Alice’s family gathers at her bedside and as they wait, argue, and remember, long-buried tensions emerge. The more they talk, the more they seem to conceal. Alice, meanwhile, slides between varying levels of consciousness, recalling her past and a love affair that recently ended. A riveting story that skips through time and interweaves multiple points of view.
If you’ve ever read any of Maggie O’Farrell’s books, you’ll know what I mean when I say she’s a one-of-a-kind author. The way she writes is like no author I have ever read before.
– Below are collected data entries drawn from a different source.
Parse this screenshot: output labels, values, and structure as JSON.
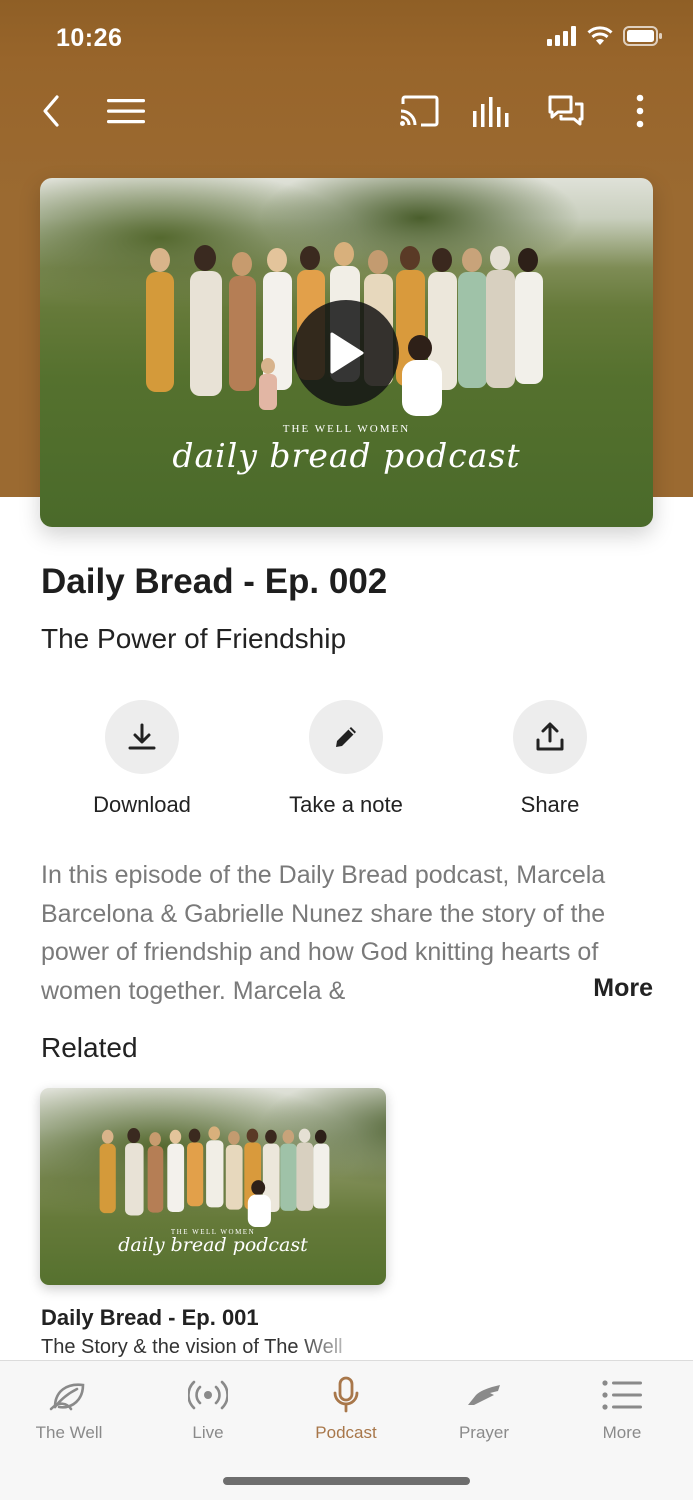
{
  "status": {
    "time": "10:26",
    "icons": [
      "signal-icon",
      "wifi-icon",
      "battery-icon"
    ]
  },
  "toolbar": {
    "icons": [
      "back-icon",
      "menu-icon",
      "cast-icon",
      "equalizer-icon",
      "chat-icon",
      "more-vertical-icon"
    ]
  },
  "colors": {
    "header": "#9b6a31",
    "accent": "#a8774a",
    "tab_inactive": "#8a8a8a",
    "action_circle": "#ededed"
  },
  "hero": {
    "brand": "THE WELL WOMEN",
    "script": "daily bread podcast",
    "play_icon": "play-icon"
  },
  "episode": {
    "title": "Daily Bread - Ep. 002",
    "subtitle": "The Power of Friendship"
  },
  "actions": [
    {
      "label": "Download",
      "icon": "download-icon"
    },
    {
      "label": "Take a note",
      "icon": "pencil-icon"
    },
    {
      "label": "Share",
      "icon": "share-icon"
    }
  ],
  "description": {
    "text": "In this episode of the Daily Bread podcast, Marcela Barcelona & Gabrielle Nunez share the story of the power of friendship and how God knitting hearts of women together. Marcela &",
    "more_label": "More"
  },
  "related": {
    "title": "Related",
    "items": [
      {
        "brand": "THE WELL WOMEN",
        "script": "daily bread podcast",
        "title": "Daily Bread - Ep. 001",
        "subtitle": "The Story & the vision of The Well"
      }
    ]
  },
  "tabbar": {
    "tabs": [
      {
        "label": "The Well",
        "icon": "leaf-icon",
        "active": false
      },
      {
        "label": "Live",
        "icon": "broadcast-icon",
        "active": false
      },
      {
        "label": "Podcast",
        "icon": "microphone-icon",
        "active": true
      },
      {
        "label": "Prayer",
        "icon": "praying-hands-icon",
        "active": false
      },
      {
        "label": "More",
        "icon": "list-icon",
        "active": false
      }
    ]
  }
}
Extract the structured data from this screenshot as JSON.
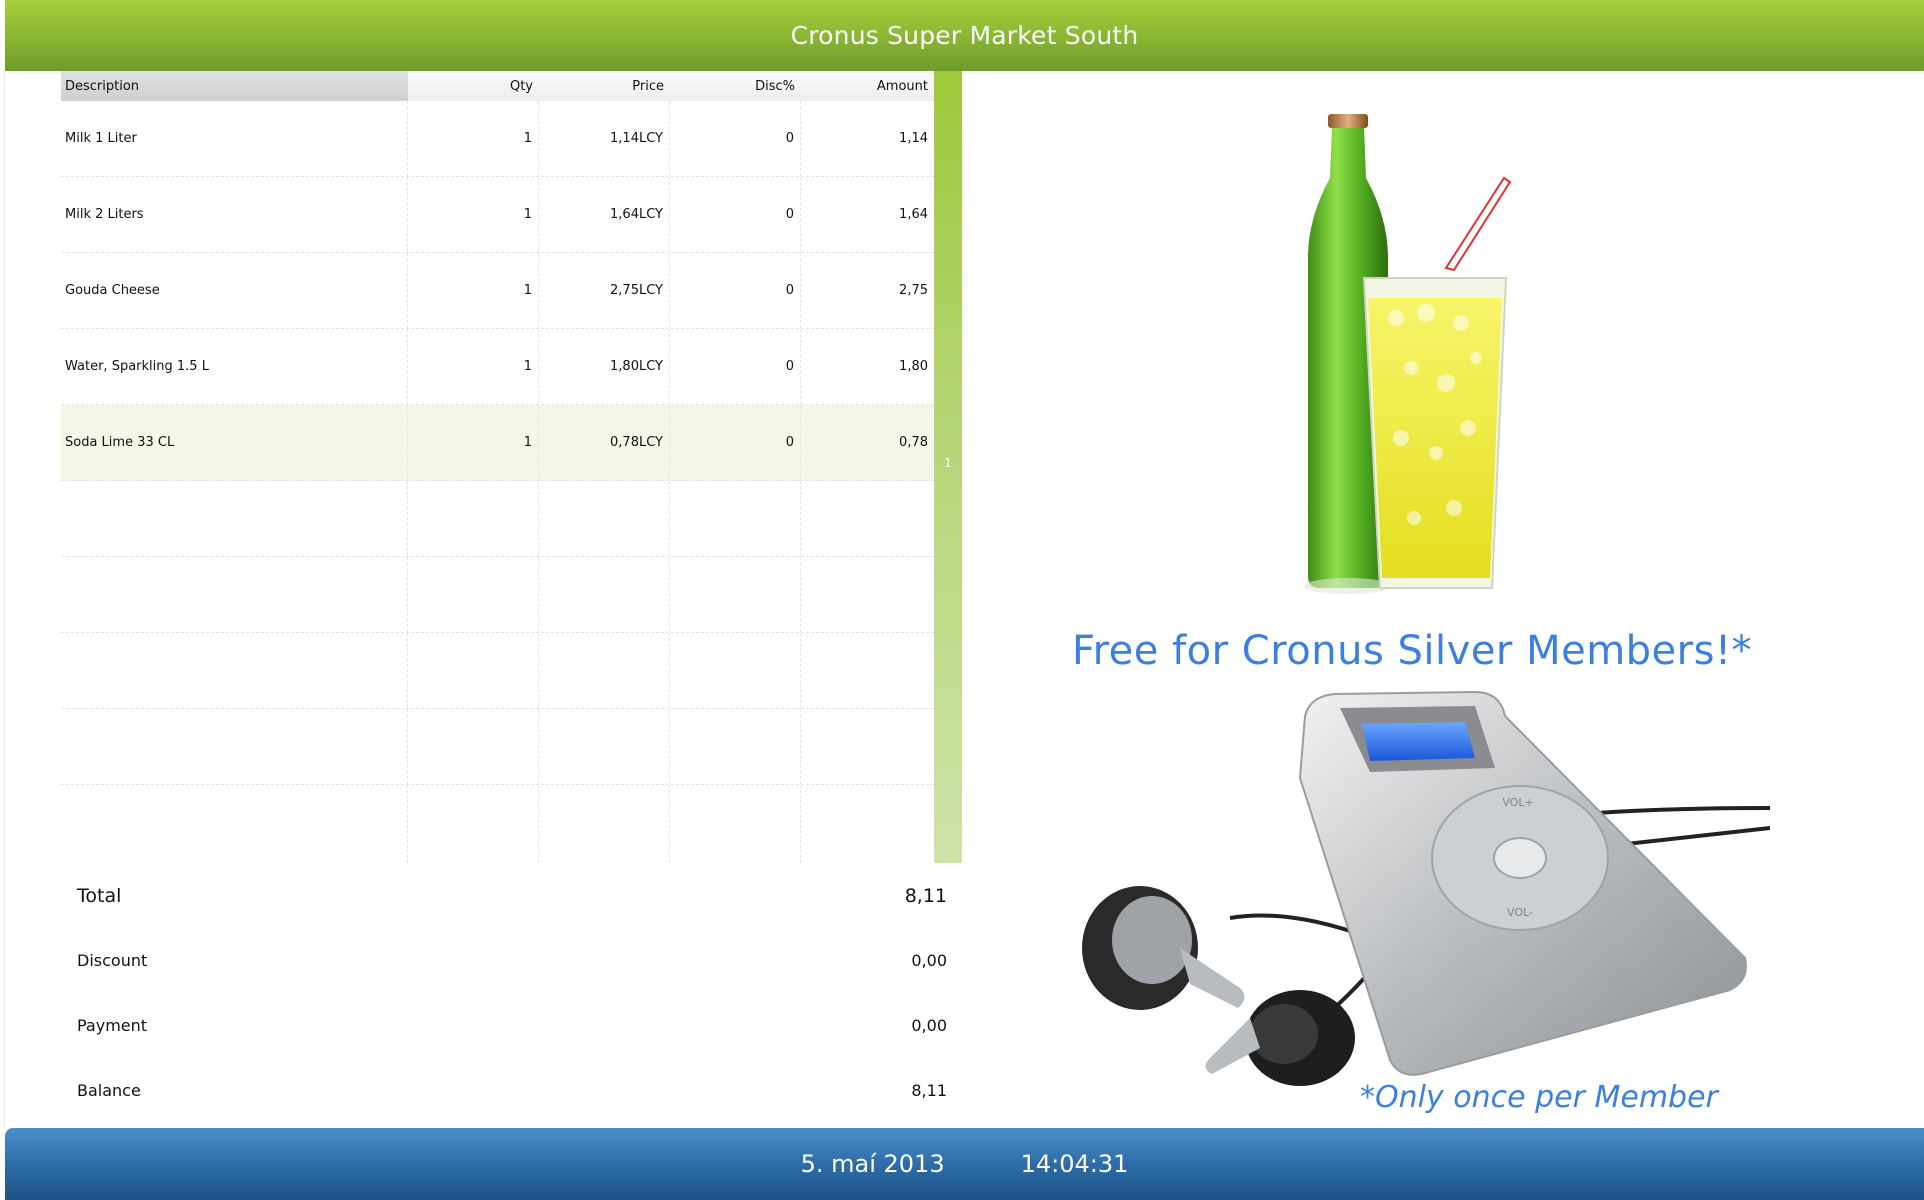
{
  "header": {
    "title": "Cronus Super Market South"
  },
  "grid": {
    "columns": [
      "Description",
      "Qty",
      "Price",
      "Disc%",
      "Amount"
    ],
    "rows": [
      {
        "description": "Milk 1 Liter",
        "qty": "1",
        "price": "1,14LCY",
        "disc": "0",
        "amount": "1,14"
      },
      {
        "description": "Milk 2 Liters",
        "qty": "1",
        "price": "1,64LCY",
        "disc": "0",
        "amount": "1,64"
      },
      {
        "description": "Gouda Cheese",
        "qty": "1",
        "price": "2,75LCY",
        "disc": "0",
        "amount": "2,75"
      },
      {
        "description": "Water, Sparkling 1.5 L",
        "qty": "1",
        "price": "1,80LCY",
        "disc": "0",
        "amount": "1,80"
      },
      {
        "description": "Soda Lime 33 CL",
        "qty": "1",
        "price": "0,78LCY",
        "disc": "0",
        "amount": "0,78"
      }
    ],
    "selected_row": 4,
    "scroll_label": "1"
  },
  "totals": {
    "total_label": "Total",
    "total_value": "8,11",
    "discount_label": "Discount",
    "discount_value": "0,00",
    "payment_label": "Payment",
    "payment_value": "0,00",
    "balance_label": "Balance",
    "balance_value": "8,11"
  },
  "ad": {
    "headline": "Free for Cronus Silver Members!*",
    "footnote": "*Only once per Member",
    "player_labels": {
      "vol_top": "VOL+",
      "vol_bottom": "VOL-"
    }
  },
  "footer": {
    "date": "5. maí 2013",
    "time": "14:04:31"
  },
  "colors": {
    "header_green": "#8ab834",
    "footer_blue": "#2e6da8",
    "ad_text": "#3b7fe0",
    "selected_row": "#f2f7e7"
  }
}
No matter the reader, she manages to speak directly into their soul, directly into their heart, and she is just spellbinding.
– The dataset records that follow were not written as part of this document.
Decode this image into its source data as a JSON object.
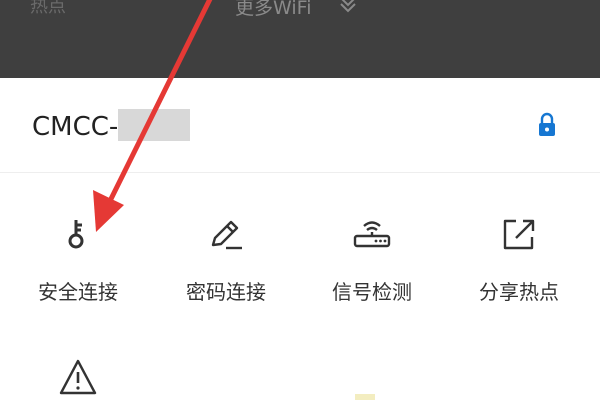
{
  "top_bar": {
    "left_label": "热点",
    "more_wifi_label": "更多WiFi",
    "background_color": "#3f3f3f"
  },
  "network": {
    "ssid_visible": "CMCC-",
    "lock_icon": "lock-icon",
    "accent_color": "#1677d2"
  },
  "actions": [
    {
      "icon": "key-icon",
      "label": "安全连接"
    },
    {
      "icon": "pencil-icon",
      "label": "密码连接"
    },
    {
      "icon": "router-signal-icon",
      "label": "信号检测"
    },
    {
      "icon": "share-icon",
      "label": "分享热点"
    }
  ],
  "extra": {
    "warning_icon": "warning-icon",
    "annotation_color": "#e53935"
  }
}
After You’d Gone was her debut novel, published 21 years ago in 2000. If I’d read this when it first came out, I wouldn’t have been surprised by the books that followed. After reading her subsequent books – including her amazing novel Hamnet last year – I would be easy to think this is an author who has perfected her craft over the years. But now reading this, it’s clear to me that she was perfect right from the off, and that’s a very rare gift to have.
This book had the potential to be quite depressing, after all it does focus on Alice after an assumed suicide attempt, but Maggie writes with such a sensitive touch that it is such a heart-warming read. The characters leap f the page, you can hear the dialogue in your ear, and your heart bleeds for each and every one of them; characters that we know and love and hate in our real lives.
I have loved everything I’ve read of hers, including the aforementioned Hamnet – the review of which came out earlier this week – and her non-fiction book I am, I am, I am, which documents her near-death experiences. I never thought I would read a book that topped these two but I think this has managed that. I think I’d go as far as saying this is the best book I’ve ever read and now takes the place as my favourite book.
Now if you don’t mind, I’m off to order everything else she’s ever written.